What if someone asks “Is there any high ticket sale in the last 24 hours?”
Well, that’s a simple SQL query. You can just query that data and find the result. But if you expect someone who works in customer relations or finance to know how to run that query, that’s a different problem.
I know a lot of finance people work with complex databases, I was just trying to make a point, leave me alone.
Remember the query planner we just spoke about a few paragraphs ago? It also has a superpower. The power of tool calling. Anticlimactic but super important.
I have purpose built a few tools, some connect to a database replica, some connect to an API, some connect to a log server. They fill the gap of systemic knowledge vs real-time information. Now they complement each other. The model can fetch real-time data, process it with knowledge from fine-tuning and answer what the user wants.
The query planner can decide,
“Hey this dude is asking for live data, let’s actually call the tool first, get the data, then put that in the context and send to the model”.
The bigger model only sees the final combined data. It’s up to the query planner to decide what and how it goes there.
I also made a SQLator, don’t worry, I will explain. I documented every SQL table structure ( SQL dump - obviously ), API endpoint ( Swagger Docs ), log server schema. That documentation was cleaned up and used as fine-tuning data for the query planner — so when it decides to call its tool, it already knows exactly what shape the query needs to be. The name Query Planner makes a lot of sense now, doesn’t it?
So to recap, a fine-tuned 1B model plans the query, decides if and what tools need to be called, what data to retrieve, then assembles the context. It hands it over to the fine-tuned 3B model that speaks the language people in my company can understand. All from a single message.
Don’t Forget
- If you are connecting to a live database, use a read-only user. Never, ever, ever use a user with write permission.
- Make sure you have the permission to build something like this. My boss is one of the coolest guys I know, he never says NO to my experiments, but on this one, we both made sure, legally we are clear and with some boundaries.
- You don’t know everyone in your company and how they will use it. Make sure proper audit logs are present — who asked, what they asked, what they got in return.
- Feedback is important, especially if it can be attached to the message itself. I have a thumbs up and down button on each reply. I can see what the user considered a bad response. I can work on that.
- Training once isn’t a once and done project. Your company will have new features, guidelines, rules and you need to account for those. Some of it can be handled during training for future scope, some needs retraining. ( Unfortunately )

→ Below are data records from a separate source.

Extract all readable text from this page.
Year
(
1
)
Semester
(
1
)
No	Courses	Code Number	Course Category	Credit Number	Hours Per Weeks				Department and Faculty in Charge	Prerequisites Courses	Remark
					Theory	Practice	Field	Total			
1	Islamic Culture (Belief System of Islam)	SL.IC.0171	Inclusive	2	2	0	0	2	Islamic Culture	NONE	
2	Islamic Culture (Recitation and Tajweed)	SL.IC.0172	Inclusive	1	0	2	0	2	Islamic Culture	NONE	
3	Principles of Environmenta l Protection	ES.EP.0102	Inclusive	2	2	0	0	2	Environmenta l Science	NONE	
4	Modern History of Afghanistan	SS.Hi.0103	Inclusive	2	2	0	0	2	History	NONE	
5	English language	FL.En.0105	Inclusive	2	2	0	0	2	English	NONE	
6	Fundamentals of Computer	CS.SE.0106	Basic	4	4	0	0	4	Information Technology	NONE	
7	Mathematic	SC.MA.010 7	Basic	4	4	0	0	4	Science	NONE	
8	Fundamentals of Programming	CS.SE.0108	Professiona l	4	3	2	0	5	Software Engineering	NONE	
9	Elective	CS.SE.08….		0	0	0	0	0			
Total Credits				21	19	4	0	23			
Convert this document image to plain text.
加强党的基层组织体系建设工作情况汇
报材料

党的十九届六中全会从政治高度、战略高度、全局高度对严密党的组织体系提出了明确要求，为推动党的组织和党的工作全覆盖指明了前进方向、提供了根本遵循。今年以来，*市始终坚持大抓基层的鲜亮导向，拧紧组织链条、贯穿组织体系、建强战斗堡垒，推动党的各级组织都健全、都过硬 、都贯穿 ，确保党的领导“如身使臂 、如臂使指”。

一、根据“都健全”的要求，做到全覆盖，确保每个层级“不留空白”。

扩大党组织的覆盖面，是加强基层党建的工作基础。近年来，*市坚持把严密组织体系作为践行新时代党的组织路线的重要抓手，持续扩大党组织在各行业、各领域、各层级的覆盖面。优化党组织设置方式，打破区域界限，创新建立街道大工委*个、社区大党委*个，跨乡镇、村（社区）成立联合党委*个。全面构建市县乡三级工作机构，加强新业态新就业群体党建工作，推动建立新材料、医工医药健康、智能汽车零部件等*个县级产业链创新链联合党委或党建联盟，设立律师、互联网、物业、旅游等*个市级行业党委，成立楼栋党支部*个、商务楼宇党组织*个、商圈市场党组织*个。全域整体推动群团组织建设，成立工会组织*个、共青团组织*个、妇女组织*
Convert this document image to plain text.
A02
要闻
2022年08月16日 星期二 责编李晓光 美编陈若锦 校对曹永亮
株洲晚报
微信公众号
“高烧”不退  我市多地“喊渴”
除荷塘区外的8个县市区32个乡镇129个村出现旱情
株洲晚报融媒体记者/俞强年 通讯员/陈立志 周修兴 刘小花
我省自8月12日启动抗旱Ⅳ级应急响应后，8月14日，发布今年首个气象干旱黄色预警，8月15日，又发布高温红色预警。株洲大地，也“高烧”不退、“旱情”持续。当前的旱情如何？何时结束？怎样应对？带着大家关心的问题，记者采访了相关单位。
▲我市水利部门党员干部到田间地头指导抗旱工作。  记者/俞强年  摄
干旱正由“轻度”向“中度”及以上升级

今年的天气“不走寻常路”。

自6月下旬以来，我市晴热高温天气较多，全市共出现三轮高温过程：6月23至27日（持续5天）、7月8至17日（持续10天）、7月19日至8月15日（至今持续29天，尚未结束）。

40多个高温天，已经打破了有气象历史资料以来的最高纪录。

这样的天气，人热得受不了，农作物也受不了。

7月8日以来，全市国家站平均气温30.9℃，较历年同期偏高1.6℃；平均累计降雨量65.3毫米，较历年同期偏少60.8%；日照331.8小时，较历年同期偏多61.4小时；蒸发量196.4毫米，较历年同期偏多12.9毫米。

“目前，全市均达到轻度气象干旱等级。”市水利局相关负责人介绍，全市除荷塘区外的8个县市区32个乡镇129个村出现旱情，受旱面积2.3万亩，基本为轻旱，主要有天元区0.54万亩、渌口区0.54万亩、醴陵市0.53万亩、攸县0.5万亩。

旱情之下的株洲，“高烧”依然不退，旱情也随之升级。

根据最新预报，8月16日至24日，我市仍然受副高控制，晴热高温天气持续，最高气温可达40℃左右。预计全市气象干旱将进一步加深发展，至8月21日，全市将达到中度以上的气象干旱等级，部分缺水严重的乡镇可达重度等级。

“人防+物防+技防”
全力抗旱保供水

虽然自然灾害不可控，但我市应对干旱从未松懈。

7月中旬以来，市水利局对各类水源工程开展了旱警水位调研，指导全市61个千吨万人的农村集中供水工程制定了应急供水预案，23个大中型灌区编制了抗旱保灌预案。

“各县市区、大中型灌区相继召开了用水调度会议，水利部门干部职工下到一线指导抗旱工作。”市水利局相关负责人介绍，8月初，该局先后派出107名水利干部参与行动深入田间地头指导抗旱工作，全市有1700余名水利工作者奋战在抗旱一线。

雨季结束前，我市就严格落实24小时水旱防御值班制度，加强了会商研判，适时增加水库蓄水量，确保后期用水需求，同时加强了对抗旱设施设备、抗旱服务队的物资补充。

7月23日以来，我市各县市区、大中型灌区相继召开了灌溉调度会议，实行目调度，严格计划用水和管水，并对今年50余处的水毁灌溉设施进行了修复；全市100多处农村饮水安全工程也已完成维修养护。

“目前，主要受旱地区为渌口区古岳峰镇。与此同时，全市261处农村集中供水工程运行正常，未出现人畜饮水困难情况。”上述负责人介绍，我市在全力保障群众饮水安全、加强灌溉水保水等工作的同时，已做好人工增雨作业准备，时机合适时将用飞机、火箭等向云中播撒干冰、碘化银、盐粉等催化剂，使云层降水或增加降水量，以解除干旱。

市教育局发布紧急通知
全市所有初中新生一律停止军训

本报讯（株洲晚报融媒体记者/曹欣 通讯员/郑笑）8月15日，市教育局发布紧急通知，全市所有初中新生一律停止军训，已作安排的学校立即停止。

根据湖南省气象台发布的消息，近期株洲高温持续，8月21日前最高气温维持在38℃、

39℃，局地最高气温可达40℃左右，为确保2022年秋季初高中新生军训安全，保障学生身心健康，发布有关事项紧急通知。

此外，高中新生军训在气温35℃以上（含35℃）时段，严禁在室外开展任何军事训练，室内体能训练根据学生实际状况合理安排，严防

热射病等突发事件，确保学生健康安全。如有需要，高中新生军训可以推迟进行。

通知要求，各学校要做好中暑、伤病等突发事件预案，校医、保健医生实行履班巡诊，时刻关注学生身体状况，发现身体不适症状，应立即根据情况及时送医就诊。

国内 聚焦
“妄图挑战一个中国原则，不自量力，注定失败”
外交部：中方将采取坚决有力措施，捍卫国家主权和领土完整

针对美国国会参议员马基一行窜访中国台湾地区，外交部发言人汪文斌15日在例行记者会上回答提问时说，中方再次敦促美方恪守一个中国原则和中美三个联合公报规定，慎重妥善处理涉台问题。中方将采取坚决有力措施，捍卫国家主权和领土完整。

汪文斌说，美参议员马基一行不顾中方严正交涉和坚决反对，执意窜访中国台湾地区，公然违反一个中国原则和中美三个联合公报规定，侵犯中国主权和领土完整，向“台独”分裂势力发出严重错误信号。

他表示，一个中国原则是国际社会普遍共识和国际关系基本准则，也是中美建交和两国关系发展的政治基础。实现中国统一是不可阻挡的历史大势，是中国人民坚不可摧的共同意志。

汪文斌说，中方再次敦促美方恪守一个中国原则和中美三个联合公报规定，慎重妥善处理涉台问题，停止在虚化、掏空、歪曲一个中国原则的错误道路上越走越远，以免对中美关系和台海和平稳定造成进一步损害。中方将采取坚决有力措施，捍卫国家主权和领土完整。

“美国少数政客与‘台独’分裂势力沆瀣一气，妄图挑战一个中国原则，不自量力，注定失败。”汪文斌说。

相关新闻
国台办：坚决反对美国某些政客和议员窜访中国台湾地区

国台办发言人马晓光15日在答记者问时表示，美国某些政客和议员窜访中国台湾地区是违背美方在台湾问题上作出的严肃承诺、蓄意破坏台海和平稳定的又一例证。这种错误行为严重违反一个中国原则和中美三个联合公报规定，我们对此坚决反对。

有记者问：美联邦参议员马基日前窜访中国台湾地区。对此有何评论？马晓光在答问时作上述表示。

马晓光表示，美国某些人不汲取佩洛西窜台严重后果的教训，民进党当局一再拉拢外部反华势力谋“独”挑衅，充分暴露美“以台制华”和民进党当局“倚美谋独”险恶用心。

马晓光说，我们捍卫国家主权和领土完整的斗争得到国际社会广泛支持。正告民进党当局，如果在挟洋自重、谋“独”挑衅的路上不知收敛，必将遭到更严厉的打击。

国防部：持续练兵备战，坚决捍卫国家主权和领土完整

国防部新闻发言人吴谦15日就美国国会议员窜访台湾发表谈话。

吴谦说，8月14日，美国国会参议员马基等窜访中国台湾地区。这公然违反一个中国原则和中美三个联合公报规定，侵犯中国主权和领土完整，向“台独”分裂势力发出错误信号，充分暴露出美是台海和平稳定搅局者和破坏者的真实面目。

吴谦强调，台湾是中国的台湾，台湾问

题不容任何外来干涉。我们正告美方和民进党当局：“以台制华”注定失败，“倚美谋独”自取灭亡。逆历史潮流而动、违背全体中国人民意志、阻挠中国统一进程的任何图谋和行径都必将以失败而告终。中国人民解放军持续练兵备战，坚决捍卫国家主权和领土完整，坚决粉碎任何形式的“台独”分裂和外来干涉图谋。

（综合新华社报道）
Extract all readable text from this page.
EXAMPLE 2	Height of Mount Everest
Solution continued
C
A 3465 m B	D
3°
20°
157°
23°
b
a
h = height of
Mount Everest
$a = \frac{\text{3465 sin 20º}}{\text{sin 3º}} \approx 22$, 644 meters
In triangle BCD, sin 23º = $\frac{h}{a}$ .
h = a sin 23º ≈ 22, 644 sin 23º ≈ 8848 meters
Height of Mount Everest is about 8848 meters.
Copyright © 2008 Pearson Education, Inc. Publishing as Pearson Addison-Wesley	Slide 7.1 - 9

- In your system prompt, set some ground rules. Rule no. 1 of engineering, never trust the user to always do the right thing. ( It applies to everything )
- Make documentation. Someone someday might pick this up for future development and we all hate the
code-as-documentationdynamic.
Conclusion
After reading this, you might have the impression there are a few things I glossed over. That’s intentional. This is an internal tool. What it does, with what data and how, is something I don’t want to write explicitly. Instead, I wrote the blueprint. Some might ask for some code examples. This post explains things well enough that you can put this in any self-respecting AI model and it should be able to generate the code for you. This is a guide, not a instruction set, treat it as such. You might wanna do things differently or you might find someting better, more power to you. You know what, leave me a comment, let me know what you would’ve done differently and i will learn something from it.
My goal was to explain what I did, what I did differently and how you could follow through. I did change the base model later on — onto what, let’s keep that a secret.